台湾総統選に羨望のまなざし 中国市民「民主制度の勝利」と賞賛

【大紀元日本1月17日】4年に一度の台湾総統選馬英九総統の再選で幕を下ろした。総統選の過熱ぶりは中国本土でも高い関心を呼んでいる。新浪、網易、捜狐など大手ポータルサイトが特集を組んで報道するほか、中国版ツイッターの各ミニブログでも関連話題が飛び交っている。

親中路線を掲げる馬総統の再選により、対中融和が一段強化されるとみられている。しかし、中国本土の市民は総統選の結果が中台関係に及ぼす影響にそれほどの関心を示していない。彼らは今回の総統選を「民主主義制度の勝利」と称え、対立候補の蔡英文氏の敗退を「名誉ある敗戦」と暖かく見守った。同じ中華圏でも、改善が見込めない本土の一党独裁の現状が改めて突きつけられ、成熟する台湾の民主主義制度への渇望はいっそう掻き立てられた。

ネットユーザのqqttffは「祝福すべきのは馬英九の再選ではなく、憲政民主制度が台湾で成熟したということだ。有権者と政治家はみな、試練に耐え、いい成績を出した。これは台湾の幸せ、台湾人民の幸せであり、大陸の将来の見本と希望でもある」と書き記した。

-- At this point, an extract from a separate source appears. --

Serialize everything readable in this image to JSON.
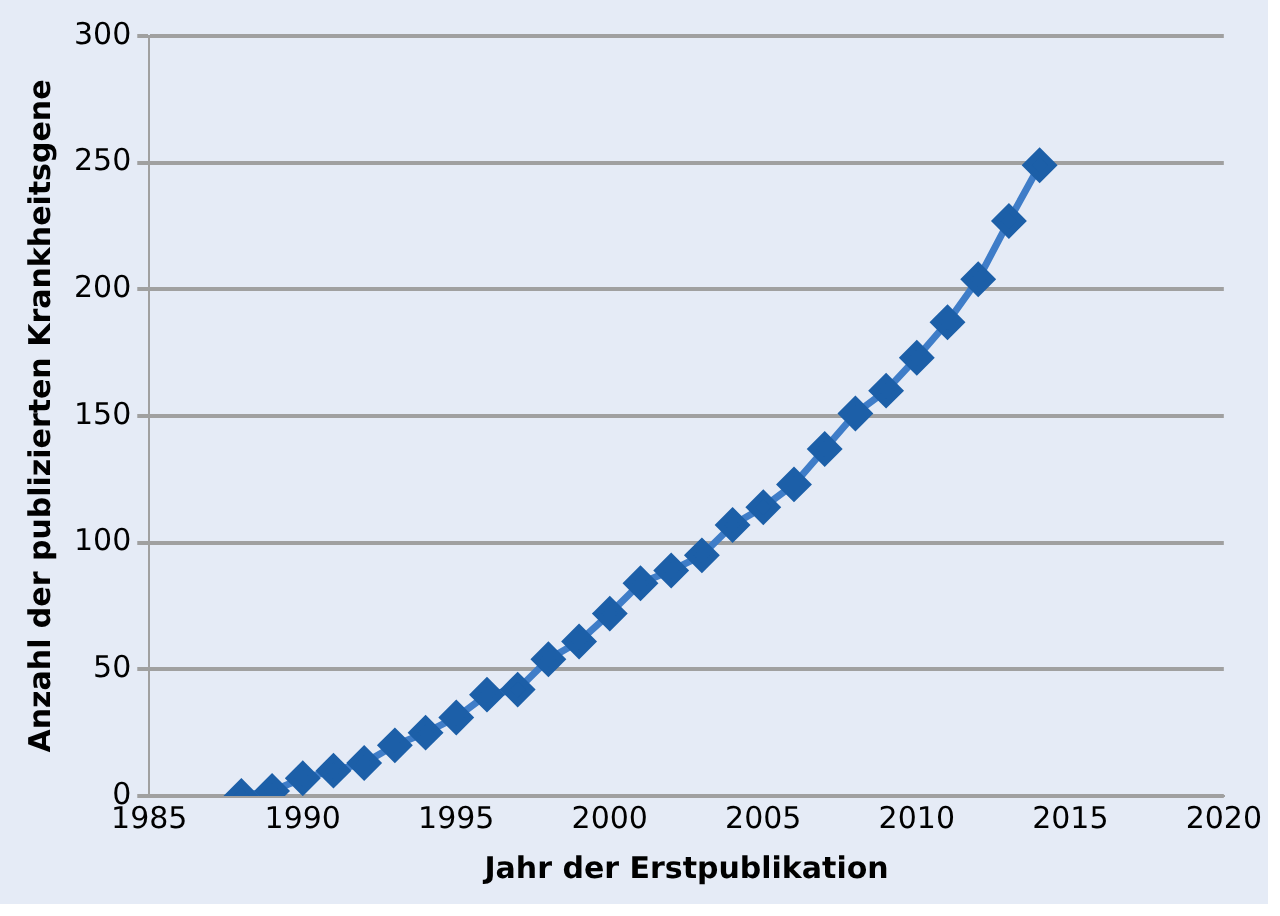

人気作家の慕容雪村氏は自身のブログで「馬氏が勝っても、蔡氏が勝っても、最終の勝者は台湾だ。これは制度の勝利だ」と賞賛した。

深せん大学政治学専門の張濤氏は中国市民の総統選への関心が高かったことについて、「台湾の選挙制度と台湾人民が享受している政治的自由を中国本土の目標にしたいから」と市民の胸中を代弁し、「台湾選挙への注目は本土の民主化への関心の高さを表している。市民は本土の民主化を望んでいる」と言い切った。

中国政府は14日、総統選の結果について「北京が推し進める両岸政策が台湾人民に受け入れられた結果だ」との声明を発表したが、台湾の選挙制度や民主化の実現について触れなかった。

あるネットユーザは「蔡英文の敗戦スピーチは台湾の民主政治がすでに軌道に乗ったと物語った。これでも台湾の民主が混乱そのものだと言えるのか!これでも中国人が民主主義に適していないと言えるのか?(中国共産党は)恥ずかしくないのか?」と厳しく糾弾した。

一方、台湾総統選に影響され、本土の民主化が前進するのかについて、専門家らは批点的な見方を示している。前出の張濤氏は「市民の民主主義への渇望は北京政権にとって圧力になるが、中央政府が政治改革を行う日まで道のりはまだ長い」と米VOAの取材に対して述べた。